Published February 6, 2020

MELROSE — The ability to work details again helped members of the Melrose Police Department take the majority of spots on the list of the top paid city employees last year.

A lot of members of the department continue to benefit from the availability of work details which require their presence to keep both crews and the public safe. David Mackey, for example, made $106,009 of his total gross pay of $237,795 from details in Melrose. Details accounted for $100,566 of Paul Sacco’s gross pay of $210,871, and Jon Piasecki earned $90,638 of his gross pay of $212,941 from details. 

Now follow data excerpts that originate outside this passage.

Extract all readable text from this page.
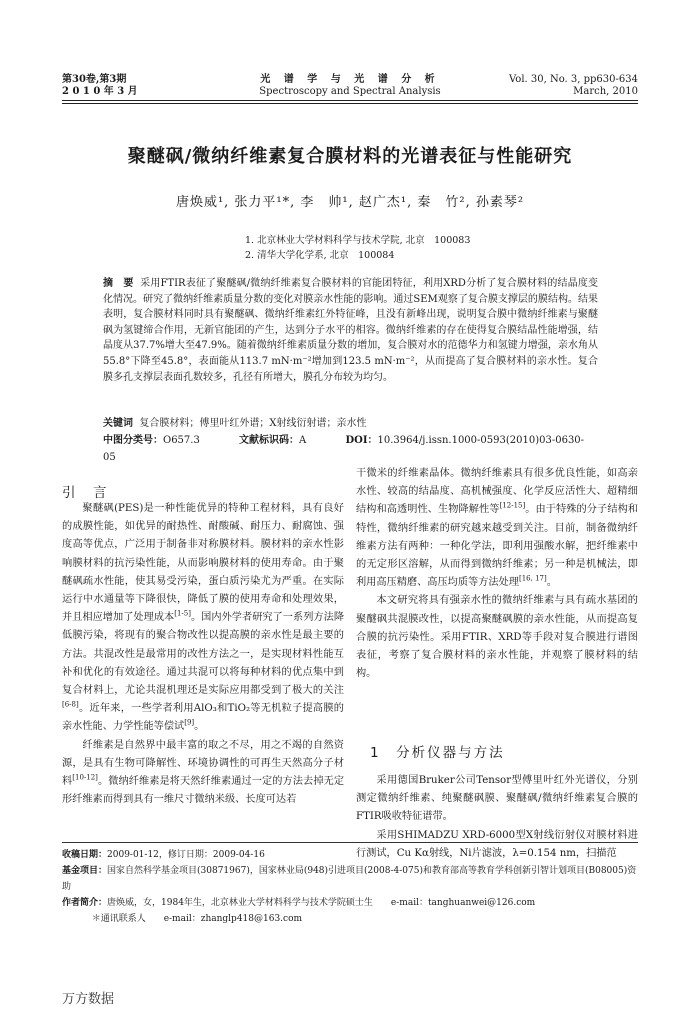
第30卷,第3期
2 0 1 0 年 3 月
光 谱 学 与 光 谱 分 析
Spectroscopy and Spectral Analysis
Vol. 30, No. 3, pp630-634
March, 2010
聚醚砜/微纳纤维素复合膜材料的光谱表征与性能研究
唐焕威¹, 张力平¹*, 李　帅¹, 赵广杰¹, 秦　竹², 孙素琴²
1. 北京林业大学材料科学与技术学院, 北京　100083
2. 清华大学化学系, 北京　100084
摘　要 采用FTIR表征了聚醚砜/微纳纤维素复合膜材料的官能团特征，利用XRD分析了复合膜材料的结晶度变化情况。研究了微纳纤维素质量分数的变化对膜亲水性能的影响。通过SEM观察了复合膜支撑层的膜结构。结果表明，复合膜材料同时具有聚醚砜、微纳纤维素红外特征峰，且没有新峰出现，说明复合膜中微纳纤维素与聚醚砜为氢键缔合作用，无新官能团的产生，达到分子水平的相容。微纳纤维素的存在使得复合膜结晶性能增强，结晶度从37.7%增大至47.9%。随着微纳纤维素质量分数的增加，复合膜对水的范德华力和氢键力增强，亲水角从55.8°下降至45.8°，表面能从113.7 mN·m⁻²增加到123.5 mN·m⁻²，从而提高了复合膜材料的亲水性。复合膜多孔支撑层表面孔数较多，孔径有所增大，膜孔分布较为均匀。
关键词 复合膜材料；傅里叶红外谱；X射线衍射谱；亲水性
中图分类号：O657.3	文献标识码：A	DOI：10.3964/j.issn.1000-0593(2010)03-0630-05
引　言

聚醚砜(PES)是一种性能优异的特种工程材料，具有良好的成膜性能，如优异的耐热性、耐酸碱、耐压力、耐腐蚀、强度高等优点，广泛用于制备非对称膜材料。膜材料的亲水性影响膜材料的抗污染性能，从而影响膜材料的使用寿命。由于聚醚砜疏水性能，使其易受污染，蛋白质污染尤为严重。在实际运行中水通量等下降很快，降低了膜的使用寿命和处理效果，并且相应增加了处理成本[1-5]。国内外学者研究了一系列方法降低膜污染，将现有的聚合物改性以提高膜的亲水性是最主要的方法。共混改性是最常用的改性方法之一，是实现材料性能互补和优化的有效途径。通过共混可以将每种材料的优点集中到复合材料上，尤论共混机理还是实际应用都受到了极大的关注[6-8]。近年来，一些学者利用AlO₃和TiO₂等无机粒子提高膜的亲水性能、力学性能等偿试[9]。

纤维素是自然界中最丰富的取之不尽，用之不竭的自然资源，是具有生物可降解性、环境协调性的可再生天然高分子材料[10-12]。微纳纤维素是将天然纤维素通过一定的方法去掉无定形纤维素而得到具有一维尺寸微纳米级、长度可达若

干微米的纤维素晶体。微纳纤维素具有很多优良性能，如高亲水性、较高的结晶度、高机械强度、化学反应活性大、超精细结构和高透明性、生物降解性等[12-15]。由于特殊的分子结构和特性，微纳纤维素的研究越来越受到关注。目前，制备微纳纤维素方法有两种：一种化学法，即利用强酸水解，把纤维素中的无定形区溶解，从而得到微纳纤维素；另一种是机械法，即利用高压精磨、高压均质等方法处理[16, 17]。

本文研究将具有强亲水性的微纳纤维素与具有疏水基团的聚醚砜共混膜改性，以提高聚醚砜膜的亲水性能，从而提高复合膜的抗污染性。采用FTIR、XRD等手段对复合膜进行谱图表征，考察了复合膜材料的亲水性能，并观察了膜材料的结构。

1　分析仪器与方法

采用德国Bruker公司Tensor型傅里叶红外光谱仪，分别测定微纳纤维素、纯聚醚砜膜、聚醚砜/微纳纤维素复合膜的FTIR吸收特征谱带。

采用SHIMADZU XRD-6000型X射线衍射仪对膜材料进行测试，Cu Kα射线，Ni片滤波，λ=0.154 nm，扫描范

收稿日期：2009-01-12，修订日期：2009-04-16
基金项目：国家自然科学基金项目(30871967)，国家林业局(948)引进项目(2008-4-075)和教育部高等教育学科创新引智计划项目(B08005)资助
作者简介：唐焕威，女，1984年生，北京林业大学材料科学与技术学院硕士生　　e-mail：tanghuanwei@126.com
＊通讯联系人　　e-mail：zhanglp418@163.com
万方数据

Thirty two police patrolmen and superior officers were in the top 50 paid city workers in 2019. They were led by Mackey and included Chief Michael Lyle, who was 22nd on the list and does not work details. Only Supt. of Schools Cyndy Taymore, who oversees a department that includes about 480 full time employees, was able to break the local law enforcers’ hold on the top 20 paid municipal employees.

The information used in this report is supplied by City Hall and is based on an employee’s W-2 earnings in 2019, which the Weekly News does not have access to. The full list of the top 50 city wage earners appears inside this week’s paper.

Mackey’s detail pay, coupled with the $131,786 he made in base salary, overtime, longevity, sick leave incentive and clothing allowance, put him at the top of the list. Employees also receive money if they opt out of the health insurance plans the city offers.

For the last three calendar years, 32 police officers have made the top 50 list. There are now 32 patrol positions in the department, along with nine sergeants, four lieutenants and Chief Lyle.

For 2019, the School Department had six members on the top 50 paid list, up from five the year before. There were also four members of the Fire Department, three DPW employees, City Auditor Patrick Dello Russo, Neal Ellis of the Information Technology Department, City Planner Denise Gaffey, City Solicitor Robert Van Campen and Human Resources Director Marianne Long.

Because Gail Infurna left office in the middle of November, she missed a few pay weeks, keeping the mayor’s position off the list of the top paid 50 city employees for the first time in many years.

It is important to note that details worked by local police also bring money into the city’s pockets in the form of a 15 percent administrative fee to process detail work. The money the city realizes from the many details the police work goes back into the city’s General Fund, and is not necessarily directed back toward the Police Department’s annual operating budget.

The fact Melrose is involved in the state’s lucrative Quinn Bill designed to reward some police for furthering their law enforcement education helps members of the local department earn their way onto the top 50 list every year.

Some younger department members receive less from the Quinn Bill than longer-serving ones do because of collective bargaining agreements.

The ones who qualify for the biggest Quinn Bill benefits get 25 percent of their base pay added to their compensation each week if they have a master’s degree; 20 percent if they have a bachelor’s degree and 10 percent extra if they have an associate’s degree.

Of School Department employees, Taymore was at the top, with a 2019 salary of $186,444, up from the $181,972 she made in 2018. The next highest paid School Department administrator was Margaret Adams, the department’s assistant superintendent of Teaching and Learning, who made $143,579 in 2019.

In 2019, seven of the top 50 wage earners in Melrose were women.